Question posed (by someone else): I want to drain the fresh water from my [brand and model of camper exactly like mine] without running it through to the grey water tank. How can I do that? 

Answer: There’s a valve you can open up to drain the fresh water tank directly. 

Question: Great. Can you tell me where it is? 

Answer: It’s by the fresh water tank. 

Question: I’ve looked by the tank. I can’t find it. Can you tell me exactly where it is? 

Answer (by someone else): You don’t know where the valve is? How do you winterize your system without knowing? 

Question: I’ve been running the water through the system to the grey water tank. 

Answer (by another someone else): You don’t have to do that. There’s valve you can open up by the fresh water tank to drain it without running the water to the grey water tank. 

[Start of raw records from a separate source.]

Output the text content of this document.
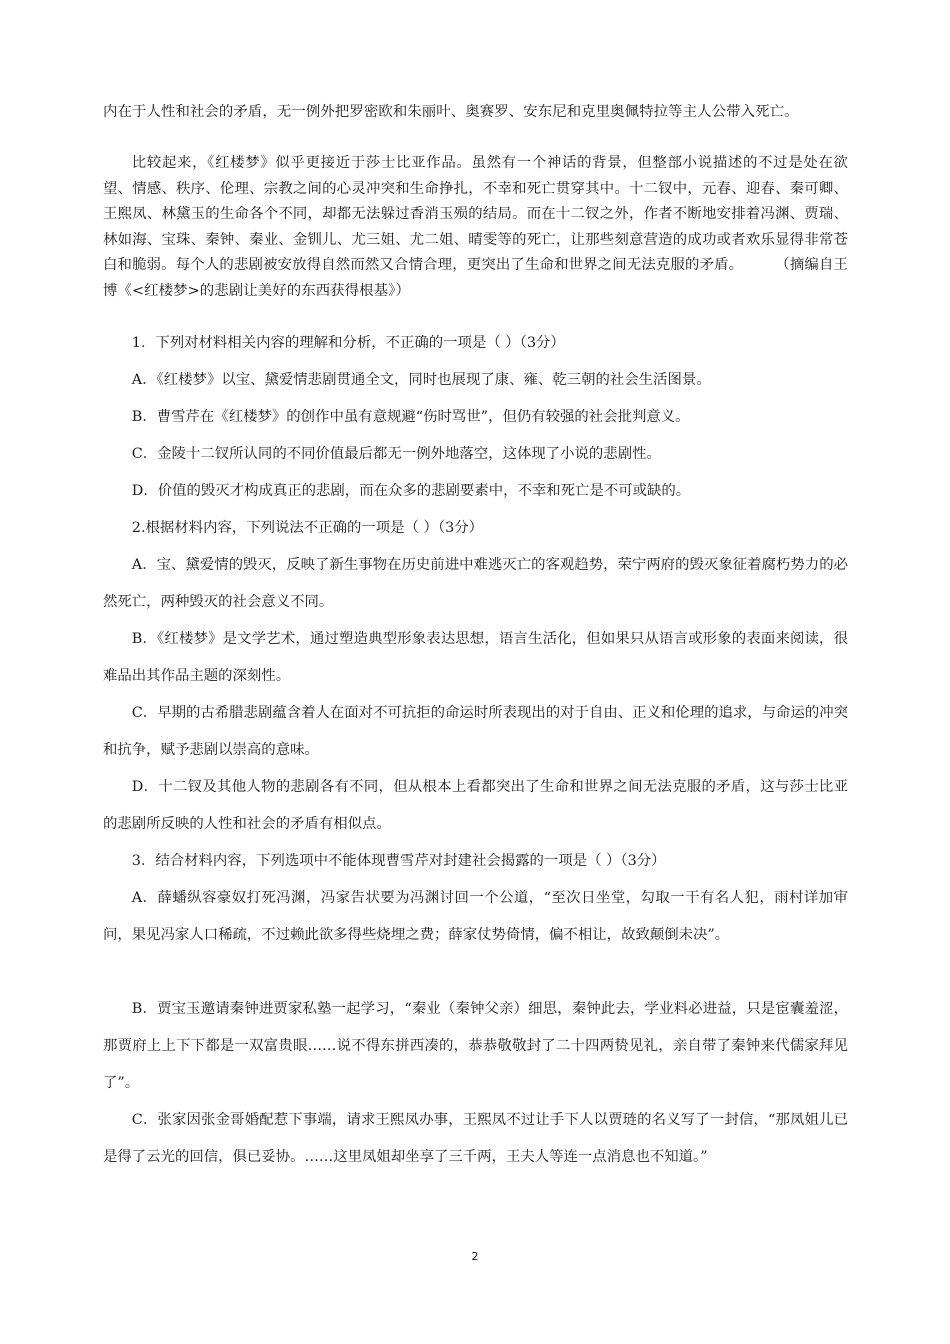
内在于人性和社会的矛盾，无一例外把罗密欧和朱丽叶、奥赛罗、安东尼和克里奥佩特拉等主人公带入死亡。

比较起来，《红楼梦》似乎更接近于莎士比亚作品。虽然有一个神话的背景，但整部小说描述的不过是处在欲望、情感、秩序、伦理、宗教之间的心灵冲突和生命挣扎，不幸和死亡贯穿其中。十二钗中，元春、迎春、秦可卿、王熙凤、林黛玉的生命各个不同，却都无法躲过香消玉殒的结局。而在十二钗之外，作者不断地安排着冯渊、贾瑞、林如海、宝珠、秦钟、秦业、金钏儿、尤三姐、尤二姐、晴雯等的死亡，让那些刻意营造的成功或者欢乐显得非常苍白和脆弱。每个人的悲剧被安放得自然而然又合情合理，更突出了生命和世界之间无法克服的矛盾。 （摘编自王博《<红楼梦>的悲剧让美好的东西获得根基》）

1．下列对材料相关内容的理解和分析，不正确的一项是（ ）（3分）

A．《红楼梦》以宝、黛爱情悲剧贯通全文，同时也展现了康、雍、乾三朝的社会生活图景。

B．曹雪芹在《红楼梦》的创作中虽有意规避“伤时骂世”，但仍有较强的社会批判意义。

C．金陵十二钗所认同的不同价值最后都无一例外地落空，这体现了小说的悲剧性。

D．价值的毁灭才构成真正的悲剧，而在众多的悲剧要素中，不幸和死亡是不可或缺的。

2.根据材料内容，下列说法不正确的一项是（ ）（3分）

A．宝、黛爱情的毁灭，反映了新生事物在历史前进中难逃灭亡的客观趋势，荣宁两府的毁灭象征着腐朽势力的必然死亡，两种毁灭的社会意义不同。

B．《红楼梦》是文学艺术，通过塑造典型形象表达思想，语言生活化，但如果只从语言或形象的表面来阅读，很难品出其作品主题的深刻性。

C．早期的古希腊悲剧蕴含着人在面对不可抗拒的命运时所表现出的对于自由、正义和伦理的追求，与命运的冲突和抗争，赋予悲剧以崇高的意味。

D．十二钗及其他人物的悲剧各有不同，但从根本上看都突出了生命和世界之间无法克服的矛盾，这与莎士比亚的悲剧所反映的人性和社会的矛盾有相似点。

3．结合材料内容，下列选项中不能体现曹雪芹对封建社会揭露的一项是（ ）（3分）

A．薛蟠纵容豪奴打死冯渊，冯家告状要为冯渊讨回一个公道，“至次日坐堂，勾取一干有名人犯，雨村详加审问，果见冯家人口稀疏，不过赖此欲多得些烧埋之费；薛家仗势倚情，偏不相让，故致颠倒未决”。

B．贾宝玉邀请秦钟进贾家私塾一起学习，“秦业（秦钟父亲）细思，秦钟此去，学业料必进益，只是宦囊羞涩，那贾府上上下下都是一双富贵眼……说不得东拼西凑的，恭恭敬敬封了二十四两贽见礼，亲自带了秦钟来代儒家拜见了”。

C．张家因张金哥婚配惹下事端，请求王熙凤办事，王熙凤不过让手下人以贾琏的名义写了一封信，“那凤姐儿已是得了云光的回信，俱已妥协。……这里凤姐却坐享了三千两，王夫人等连一点消息也不知道。”

2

Question: I know that. But I can’t find it. 

Answer: Just open the valve and drain your tank. It’ll save you a lot of time. 

Question: I would, but I can’t find the valve. 

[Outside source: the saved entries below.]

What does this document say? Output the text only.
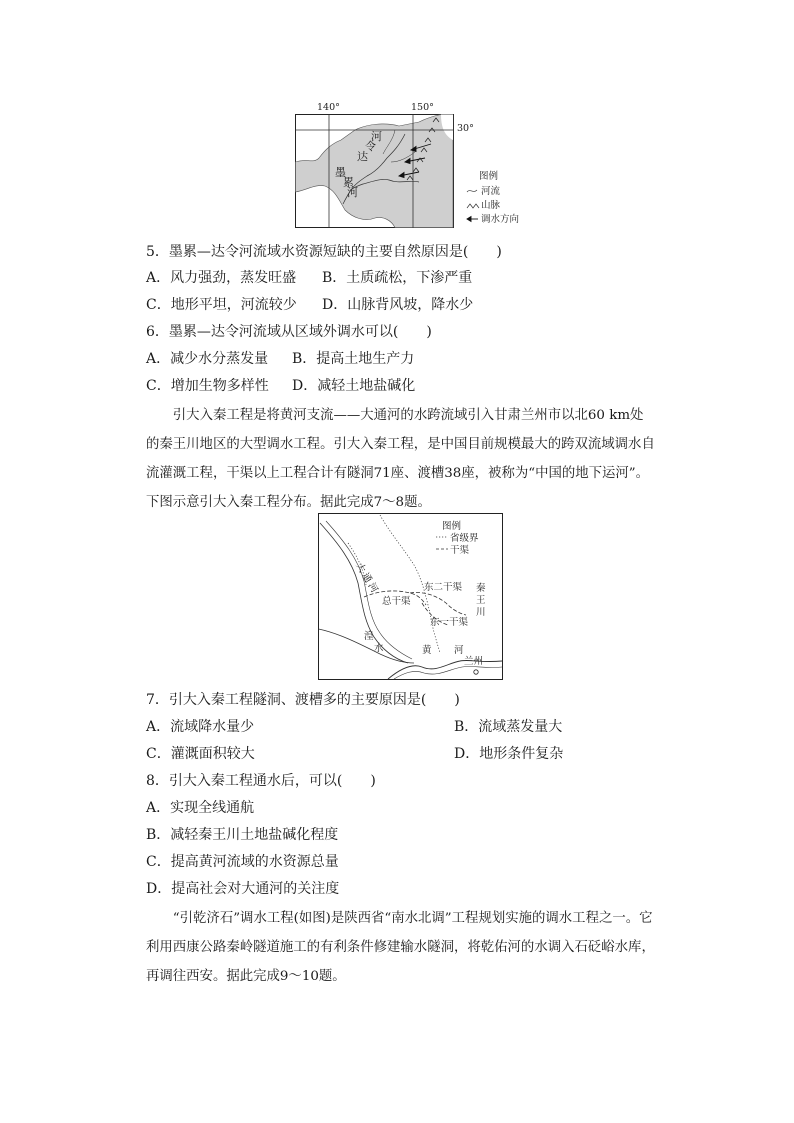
140°	150°
30°
达
令
河
墨
累
河
图例
河流
山脉
调水方向
5．墨累—达令河流域水资源短缺的主要自然原因是(　　)
A．风力强劲，蒸发旺盛 B．土质疏松，下渗严重
C．地形平坦，河流较少 D．山脉背风坡，降水少
6．墨累—达令河流域从区域外调水可以(　　)
A．减少水分蒸发量 B．提高土地生产力
C．增加生物多样性 D．减轻土地盐碱化
引大入秦工程是将黄河支流——大通河的水跨流域引入甘肃兰州市以北60 km处的秦王川地区的大型调水工程。引大入秦工程，是中国目前规模最大的跨双流域调水自流灌溉工程，干渠以上工程合计有隧洞71座、渡槽38座，被称为“中国的地下运河”。下图示意引大入秦工程分布。据此完成7～8题。
大
通
河
总干渠
东二干渠
东一干渠
秦
王
川
湟
水	黄 河
兰州
图例
省级界
干渠
7．引大入秦工程隧洞、渡槽多的主要原因是(　　)
A．流域降水量少	B．流域蒸发量大
C．灌溉面积较大	D．地形条件复杂
8．引大入秦工程通水后，可以(　　)
A．实现全线通航
B．减轻秦王川土地盐碱化程度
C．提高黄河流域的水资源总量
D．提高社会对大通河的关注度
“引乾济石”调水工程(如图)是陕西省“南水北调”工程规划实施的调水工程之一。它利用西康公路秦岭隧道施工的有利条件修建输水隧洞，将乾佑河的水调入石砭峪水库，再调往西安。据此完成9～10题。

Answer: Well, on [brand and model of camper different from mine] it’s [specific location]. I can’t help you on [your brand of camper]. Look in your manual. But it’s usually by the fresh water tank. 

And so on. 

I may have exaggerated a bit here, but those of you familiar with any kind of forum are nodding your head. You’ve read these kinds of things before. No real helpful answers, but a lot of recrimination. 

I eventually found the drain valve after removing various panels in the camper near the fresh water tank until I spotted and opened the valve. And, in trolltastic fashion, I did not go back to the forums to offer up the exact location of the drain valve in my camper because I no longer needed to know the answer. 

Sometimes, however, people who figure things out do go back to the forum to enlighten the masses. This brings me to the world of technology forums. 

Example: Right now, I’m fighting a mini-battle with a new graphics card that is having a little problem integrating with my computer. I solved one problem on my own the other night, noting that one of the cords from the new power supply I bought to meet the specs of the sound card wasn’t plugged in correctly. Still, there are other issues that right now has the card sitting on my desk. I think I know the path forward, but I turn to the Internet for guidance. 

Problem is, no one seems to have the exact same problem I do – dual monitors blink on and off before Windows boots; I hear no beeps nor have an indication that the computer is doing anything but blinking. 

First come the spec hunters. They want to know details on every component ever attached to your computer. They want to help, of course – one item out of spec can cause big problems (but would not identify, however, a loose connection that allowed, in my case, my computer to function but the card to be starved of power). 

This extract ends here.